Crédit photo Ludovic Hirtzmann

Alors que les gouvernements français successifs ont toujours privilégié le développement des « métiers d’avenir », qui requièrent plutôt des profils qualifiés et diplômés, les Canadiens, pragmatiques, misent depuis longtemps sur des petits boulots. Avec succès.

Si le Canada met régulièrement en avant des entreprises telles que Bombardier, Ubisoft ou BlackBerry – des sociétés qui recrutent un grand nombre de diplômés appartenant aux meilleures universités – pour asseoir son image de pôle technologique, la réalité est plus contrastée. « Comparativement à de nombreux autres pays de l’OCDE, la proportion de diplômés universitaires canadiens est peu élevée dans les domaines en forte demande comme les sciences, les mathématiques et l’ingénierie et (…) le domaine des affaires », note un rapport du budget canadien, avant d’ajouter que « le nombre de gestionnaires hautement scolarisés est relativement faible, ce qui peut donner lieu à des degrés d’innovation moins élevés ». Seuls 24 % des Québécois ont un diplôme universitaire.
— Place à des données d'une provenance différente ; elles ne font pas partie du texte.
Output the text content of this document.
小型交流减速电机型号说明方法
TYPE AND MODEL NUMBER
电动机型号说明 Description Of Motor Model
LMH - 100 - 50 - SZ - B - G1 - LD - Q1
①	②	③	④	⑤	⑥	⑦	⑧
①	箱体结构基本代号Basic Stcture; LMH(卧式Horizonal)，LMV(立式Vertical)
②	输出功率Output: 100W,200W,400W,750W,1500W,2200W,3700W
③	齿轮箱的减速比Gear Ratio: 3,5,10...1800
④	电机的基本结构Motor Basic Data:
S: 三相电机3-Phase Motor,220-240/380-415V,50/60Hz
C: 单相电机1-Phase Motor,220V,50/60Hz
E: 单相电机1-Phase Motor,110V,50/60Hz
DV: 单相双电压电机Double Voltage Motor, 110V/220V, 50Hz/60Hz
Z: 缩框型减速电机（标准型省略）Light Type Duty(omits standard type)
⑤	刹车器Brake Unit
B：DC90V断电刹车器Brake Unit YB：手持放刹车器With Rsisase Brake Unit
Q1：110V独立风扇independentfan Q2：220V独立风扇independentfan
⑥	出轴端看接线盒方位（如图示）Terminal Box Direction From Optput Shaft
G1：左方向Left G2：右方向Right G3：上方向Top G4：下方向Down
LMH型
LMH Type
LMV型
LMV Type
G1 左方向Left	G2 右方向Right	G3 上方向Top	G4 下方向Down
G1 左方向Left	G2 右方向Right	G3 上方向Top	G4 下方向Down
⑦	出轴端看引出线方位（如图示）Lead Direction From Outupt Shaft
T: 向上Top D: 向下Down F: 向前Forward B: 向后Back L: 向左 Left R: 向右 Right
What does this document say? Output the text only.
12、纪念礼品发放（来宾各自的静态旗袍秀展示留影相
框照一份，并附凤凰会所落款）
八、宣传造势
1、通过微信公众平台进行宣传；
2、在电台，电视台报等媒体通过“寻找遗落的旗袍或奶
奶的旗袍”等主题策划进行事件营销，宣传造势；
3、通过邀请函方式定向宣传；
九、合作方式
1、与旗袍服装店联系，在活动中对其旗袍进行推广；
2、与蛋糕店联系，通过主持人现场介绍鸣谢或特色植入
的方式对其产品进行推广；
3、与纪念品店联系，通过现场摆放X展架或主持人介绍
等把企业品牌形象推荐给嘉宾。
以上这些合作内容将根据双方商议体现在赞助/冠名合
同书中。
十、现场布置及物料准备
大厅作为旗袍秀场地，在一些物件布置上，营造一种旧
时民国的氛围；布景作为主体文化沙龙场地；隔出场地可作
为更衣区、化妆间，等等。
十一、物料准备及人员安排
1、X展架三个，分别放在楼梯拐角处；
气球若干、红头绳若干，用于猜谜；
Selon une enquête de l’Institut de la statistique du Québec (ISQ) sur la rémunération dans les entreprises privées du Québec de 200 à 400 employés, à peine 8 % des salariés possèdent un diplôme d’études supérieures et 42 % ont reçu une formation secondaire (NDLR : niveau Première et moins). Ce qui n’empêche pas le Canada de bien réussir dans le domaine de la création d’emplois depuis de très nombreuses années.

Forte croissance

Avec un taux de chômage national de 5,8 % en mars (derniers chiffres disponibles), voire de 5,6 % au Québec ou de 4,7 % en Colombie-britannique, une province de la côte ouest du Canada, le pays fait figure d’eldorado aux yeux de ses partenaires du G7. « La faiblesse du taux de chômage s’explique par la forte croissance économique d’environ 3 % en 2017, cela a entraîné une forte progression de l’emploi. Cela s’explique aussi par la démographie. Le vieillissement de la population fait que beaucoup de travailleurs prennent leur retraite et qu’il n’y a pas assez de jeunes pour prendre la relève », précise Hélène Bégin, l’économiste principale du Mouvement Desjardins (NDLR : la banque des Québécois). Une explication juste, mais qui ne précise pas que la culture socio-entrepreneuriale canadienne est bien différente de celle de la France.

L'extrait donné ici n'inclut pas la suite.